There are few prognoses that carry as much weight as the one made for a patient with a disorder of consciousness (DoC). Erring one way could mean a life ends while there is still the possibility of improvement. Erring in the other direction could mean prolonging a life with no meaningful recovery.

This is why the American Academy of Neurology updated their practice guidelines for disorders of consciousness in 2018 to address these issues. The new guidelines can be divided into four broad areas of care:

  • overall care and diagnosis for adults with a prolonged DoC
  • prognosis for adults with a prolonged DoC
  • care and treatment for adults with a prolonged DoC
  • care for children with a prolonged DoC

The guidelines cover topics from referring medically-stable patients to appropriate facilities to increasing patient-arousal level prior to diagnostic testing (and which tests to use).

Of particular note is Recommendation 3: When discussing prognosis with caregivers of patients with DoC within the first 28 days postinjury, clinicians must avoid statements that suggest these patients have a universally-poor prognosis.

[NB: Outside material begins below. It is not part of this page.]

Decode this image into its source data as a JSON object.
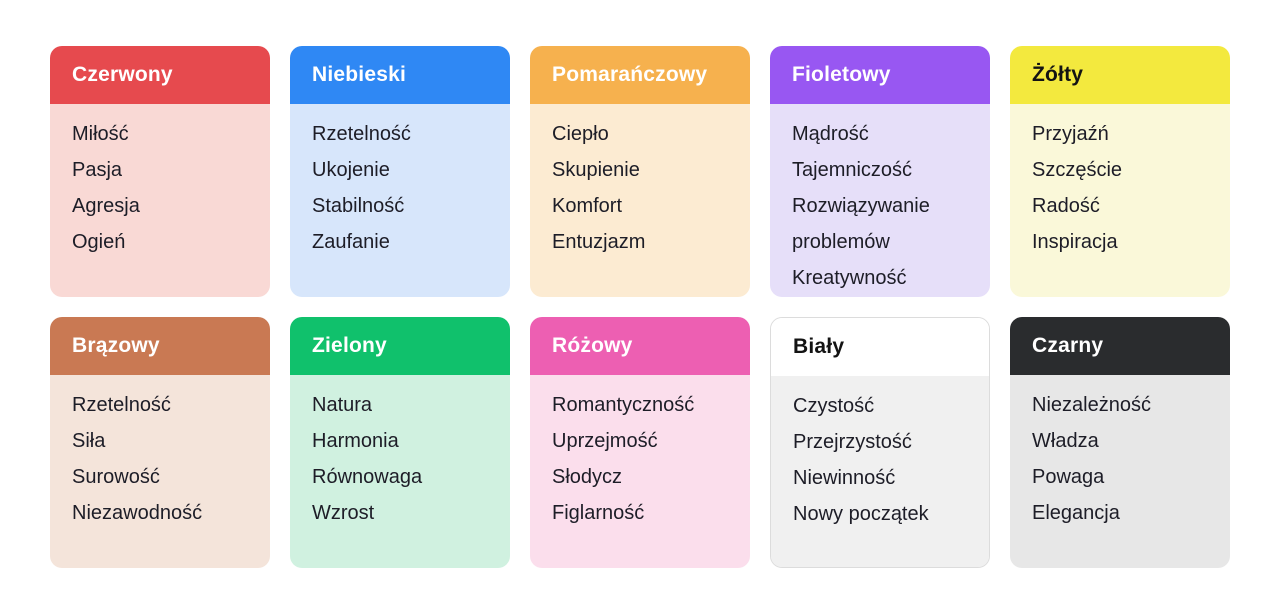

This means decisions about continuing treatment are not likely to be made during that initial 28-day window under these guidelines. The rationale for this recommendation includes the fact that treatment withdrawal is more closely associated with the healthcare facility than with factors specific to the patient. In addition, research shows that some individuals with a DoC lasting longer than a month may still have a functionally-significant recovery after one year.

However, Recommendation 3 is not without detractors. A recent article in Stat offering an alternative viewpoint was penned by Robert Truog, MD, a pediatric intensivist at Boston Children’s Hospital and professor of medical ethics, anesthesiology, and pediatrics at Harvard Medical School. Truog is also director of the school’s Center for Bioethics.

Truog pointed out that most ICUs help families make decisions about continuing care within three to five days of injury, and there are several reasons for this timing.

  • First, it prevents the family from going through a long, drawn-out process when there is little hope for meaningful recovery.
  • Second, it prevents prolonged survival without such meaningful recovery, as some patients will regain the ability to breathe independently without improvement in level of consciousness.
  • And third, from a resource standpoint, most ICUs are not equipped for prolonged care of these patients, and rehab beds are too limited in number.

Truog goes on to point out a review published in Critical Care Medicine, which concludes that full supportive care should be offered for 72 hours—far less than the 28 days that the AAN’s Recommendation 3 suggests.

In his article, Truog states, “Paradoxically, the more we learn about the prognosis of acute severe brain injury, the less we seem to know.” Better methods for identifying the patients with the potential for good outcomes are needed. Until then, the weight is still heavy for physicians making these recommendations to families.